Pour d’autres, qui veulent limiter les pouvoirs de la Commission, le président de l’eurogroupe devrait continuer à représenter les Etats, dont le pouvoir se trouverait ainsi affermi face à ces organes non élus que sont la Banque centrale européenne et la Commission elle-même. C’est la position de François Hollande, même s’il ne l’exprime pas publiquement. Le président de la République ne veut pas offrir de nouveaux arguments à ceux qui dénoncent le rôle accru de la Commission dans la surveillance des budgets nationaux et qui appellent les gouvernements élus à reprendre la main.
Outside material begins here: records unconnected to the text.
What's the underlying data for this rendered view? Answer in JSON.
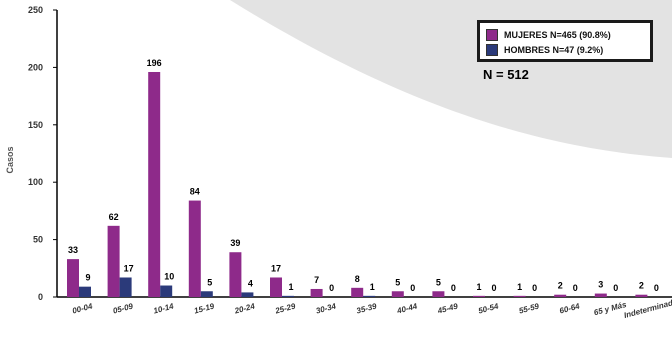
{
  "chart_data": {
    "type": "bar",
    "categories": [
      "00-04",
      "05-09",
      "10-14",
      "15-19",
      "20-24",
      "25-29",
      "30-34",
      "35-39",
      "40-44",
      "45-49",
      "50-54",
      "55-59",
      "60-64",
      "65 y Más",
      "Indeterminado"
    ],
    "series": [
      {
        "name": "MUJERES N=465 (90.8%)",
        "values": [
          33,
          62,
          196,
          84,
          39,
          17,
          7,
          8,
          5,
          5,
          1,
          1,
          2,
          3,
          2
        ],
        "color": "#8E2A8A"
      },
      {
        "name": "HOMBRES N=47 (9.2%)",
        "values": [
          9,
          17,
          10,
          5,
          4,
          1,
          0,
          1,
          0,
          0,
          0,
          0,
          0,
          0,
          0
        ],
        "color": "#2B3A7A"
      }
    ],
    "title": "",
    "xlabel": "",
    "ylabel": "Casos",
    "ylim": [
      0,
      250
    ],
    "yticks": [
      "0",
      "50",
      "100",
      "150",
      "200",
      "250"
    ],
    "total_label": "N = 512",
    "legend_position": "top-right",
    "grid": false
  }
}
Les aménagements proposés par François Hollande sont, somme toute, modestes. Ils visent à donner à l’eurogroupe plus d’efficacité et de capacité d’action.Il est vrai que la gestion de la crise financière a mis à l’épreuve une institution qui a souffert des divisions entre ses membres et fait preuve, trop souvent, de lenteur dans la décision. La mise en place d’un eurogroupe plus fort, présidé par une personnalité respectée mais n’appartenant à aucun des gouvernements représentés, peut assurément faciliter les convergences et accélérer les procédures – même si les missions que lui assigne le président français sont loin d’être approuvées par l’ensemble des partenaires.

La volonté manifestée par François Hollande de renforcer l’intégration de la zone euro confirme l’évolution de l’UE vers une Europe à deux vitesses. Du même coup elle pose la question des relations entre les pays de l’euro et ceux qui y sont extérieurs. L’une des tâches du futur président de l’eurogroupe sera de veiller à la meilleure articulation possible entre les uns et les autres. Une autre de ses tâches sera d’associer le Parlement, sous une forme ou sous une autre, aux décisions prises. Car dès le moment où on parle de gouvernement économique, on doit aussi s’interroger sur les moyens de le soumettre au contrôle démocratique.

Le nouveau dispositif, s’il doit voir le jour, ne suffira pas à dissiper la méfiance dont l’Union européenne est l’objet dans les opinions publiques. Une fois de plus, l’abus de langage risque d’être source de déception. L’eurogroupe, même renforcé, ne ressemblera pas à un vrai gouvernement. Il n’en aura ni le nom ni les pouvoirs. L’Europe avance à petits pas, et nul ne croit qu’il peut en être autrement. C’est un de ces petits pas que peut permettre l’initiative de François Hollande, si du moins les partenaires de la France en sont d’accord.